There is certainly exceptions to this rule and you can find $30 bottles that will last for 20 years, or bottles at a $100 which should be consumed straight away!


A special note for Vintage Port. I tasted through the 2016s 18 months ago and even though I was able to determine their quality level at that time, they were certainly difficult to fully appreciate. These wines can age for decades and even this wonderful 1994 Dow's Vintage Port had a lot of life left in it.


Review on some older wines which I recently tasted:


Château Clinet 1996 - 93 points

I am always asked 'the wine' which lit the fire for me. Well, it is between this and the 2011 Insignia. Either way, this wine was absolutely wonderful this evening. The nose showed plenty of black cherries, plums slightly on the maturing side, with savoury herbs, truffles and wild mushrooms. The palate was soft, round and alluring with elegant plush maturing black fruit, thyme, black pepper, mushrooms and fresh earth. The tannins are finely integrated into the wine, yet the acidity is still present and shows possible further development. This wine is still standing strong and still has a few years left in it. The finish was elegant and this wine highlights the uniqueness of 'Clinet'. An absolute pleasure to drink.


Château Beausejour (Duffau Lagarrosse) 2000 - 93 points

Drinking next to the Clinet 1996 and clearly this has more structure. This has floral aromas along with liquorice, dark fruit, spice and black pepper. The palate was structured, rich and full with dark black cherries, plums along with pepper, anise, fresh herbs and spice. the finish was more elegant and straight compared to the Clinet, yet I scored them both the same. This still has time to go!

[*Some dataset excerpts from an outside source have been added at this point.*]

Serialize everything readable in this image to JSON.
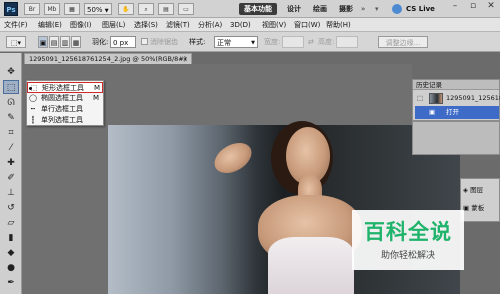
{
  "appbar": {
    "logo": "Ps",
    "zoom": "50%",
    "workspaces": [
      "基本功能",
      "设计",
      "绘画",
      "摄影"
    ],
    "cs_live": "CS Live",
    "icons": [
      "bridge-icon",
      "minibridge-icon",
      "view-extras-icon",
      "zoom-dropdown",
      "hand-icon",
      "zoom-icon",
      "arrange-icon",
      "screen-mode-icon"
    ]
  },
  "menu": {
    "items": [
      "文件(F)",
      "编辑(E)",
      "图像(I)",
      "图层(L)",
      "选择(S)",
      "滤镜(T)",
      "分析(A)",
      "3D(D)",
      "视图(V)",
      "窗口(W)",
      "帮助(H)"
    ]
  },
  "options": {
    "feather_label": "羽化:",
    "feather_value": "0 px",
    "antialias_label": "消除锯齿",
    "style_label": "样式:",
    "style_value": "正常",
    "width_label": "宽度:",
    "height_label": "高度:",
    "refine_edge": "调整边缘..."
  },
  "document": {
    "tab_title": "1295091_125618761254_2.jpg @ 50%(RGB/8#)",
    "close": "×"
  },
  "flyout": {
    "items": [
      {
        "label": "矩形选框工具",
        "key": "M",
        "selected": true
      },
      {
        "label": "椭圆选框工具",
        "key": "M",
        "selected": false
      },
      {
        "label": "单行选框工具",
        "key": "",
        "selected": false
      },
      {
        "label": "单列选框工具",
        "key": "",
        "selected": false
      }
    ]
  },
  "history": {
    "title": "历史记录",
    "snapshot": "1295091_125618",
    "step": "打开"
  },
  "panel2": {
    "items": [
      "图层",
      "蒙板"
    ]
  },
  "watermark": {
    "title": "百科全说",
    "subtitle": "助你轻松解决"
  },
  "colors": {
    "selection_highlight": "#cc2a2a",
    "history_selected": "#3f6bc8",
    "watermark_green": "#20b36b"
  }
}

Dow's Vintage Port 1994 - 94 points

I am always impressed by how Vintage Port tastes after close to 25 years of ageing. There is so much freshness to this along with the classic black fruit, cassis, chocolate, smoke, liquorice, dense palate the structure is amazing along with a fine finish. Everything is coming together yet I know this can still keep going another 20 years without a sweat. Wow!